Caramelized Tomato Tarte Tatin – From The New York Times
1 14-ounce package all-butter puff pastry
2 tablespoons unsalted butter
3 red onions, halved and thinly sliced
1/4 cup plus a pinch of sugar
1/2 teaspoon sherry vinegar
1/4 cup chopped pitted Kalamata olives
1 1/2 pints (about 1 pound) cherry or grape tomatoes; a mix of colors is nice
1 tablespoon chopped fresh thyme leaves
Kosher salt, to taste
Freshly ground black pepper, to taste.
1. Preheat oven to 425° F. Unfold puff pastry sheet and cut into a 10-inch round; chill, covered, until ready to use.
2. Melt butter in a large skillet over medium heat. Add onions and a pinch of sugar and cook, stirring, until onions are golden and caramelized, 15 to 20 minutes. Add 2 tablespoons water and let cook off, scraping brown bits from bottom of pan. Transfer onions to a bowl.

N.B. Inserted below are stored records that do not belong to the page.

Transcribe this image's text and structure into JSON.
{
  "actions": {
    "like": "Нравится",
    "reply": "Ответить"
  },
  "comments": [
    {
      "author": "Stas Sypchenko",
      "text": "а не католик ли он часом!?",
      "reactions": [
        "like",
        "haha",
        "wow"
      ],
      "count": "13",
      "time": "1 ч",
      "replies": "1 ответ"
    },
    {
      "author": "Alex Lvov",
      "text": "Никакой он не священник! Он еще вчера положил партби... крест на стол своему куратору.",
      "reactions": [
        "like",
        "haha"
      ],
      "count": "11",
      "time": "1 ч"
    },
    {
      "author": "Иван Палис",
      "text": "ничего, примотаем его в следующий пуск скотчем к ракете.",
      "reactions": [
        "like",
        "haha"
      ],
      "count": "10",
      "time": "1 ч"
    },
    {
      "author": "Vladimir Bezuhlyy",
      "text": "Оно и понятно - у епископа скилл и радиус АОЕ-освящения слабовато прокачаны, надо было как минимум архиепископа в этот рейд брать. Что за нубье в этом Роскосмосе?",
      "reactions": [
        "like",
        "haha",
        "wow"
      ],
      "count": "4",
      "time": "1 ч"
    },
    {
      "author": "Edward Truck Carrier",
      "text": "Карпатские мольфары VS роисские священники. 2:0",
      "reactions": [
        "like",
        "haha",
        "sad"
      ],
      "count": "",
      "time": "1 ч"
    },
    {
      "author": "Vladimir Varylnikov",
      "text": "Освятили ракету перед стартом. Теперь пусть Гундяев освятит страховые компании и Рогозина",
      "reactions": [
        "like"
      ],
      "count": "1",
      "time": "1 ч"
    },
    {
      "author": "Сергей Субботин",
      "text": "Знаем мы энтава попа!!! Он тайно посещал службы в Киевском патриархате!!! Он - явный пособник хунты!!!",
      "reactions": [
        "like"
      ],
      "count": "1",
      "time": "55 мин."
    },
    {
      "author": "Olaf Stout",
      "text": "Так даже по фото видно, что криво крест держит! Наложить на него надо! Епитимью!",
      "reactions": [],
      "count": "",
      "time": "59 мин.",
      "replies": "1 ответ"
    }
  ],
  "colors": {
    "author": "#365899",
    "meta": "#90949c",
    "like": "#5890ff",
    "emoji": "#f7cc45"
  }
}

3. In a clean, ovenproof 9-inch skillet, combine 1/4 cup sugar and 3 tablespoons water. Cook over medium heat, swirling pan gently (do not stir) until sugar melts and turns amber, 5 to 10 minutes. Add vinegar and swirl gently.
4. Sprinkle olives over caramel. Scatter tomatoes over olives, then sprinkle onions on. Season with thyme leaves, salt and pepper. Top with puff pastry round, tucking edges into pan. Cut several long vents in top of pastry.
5. Bake tart until crust is puffed and golden, about 30 minutes. Let stand for 5 minutes, then run a knife around pastry to loosen it from pan, and flip tart out onto a serving platter. Cut into wedges and serve immediately.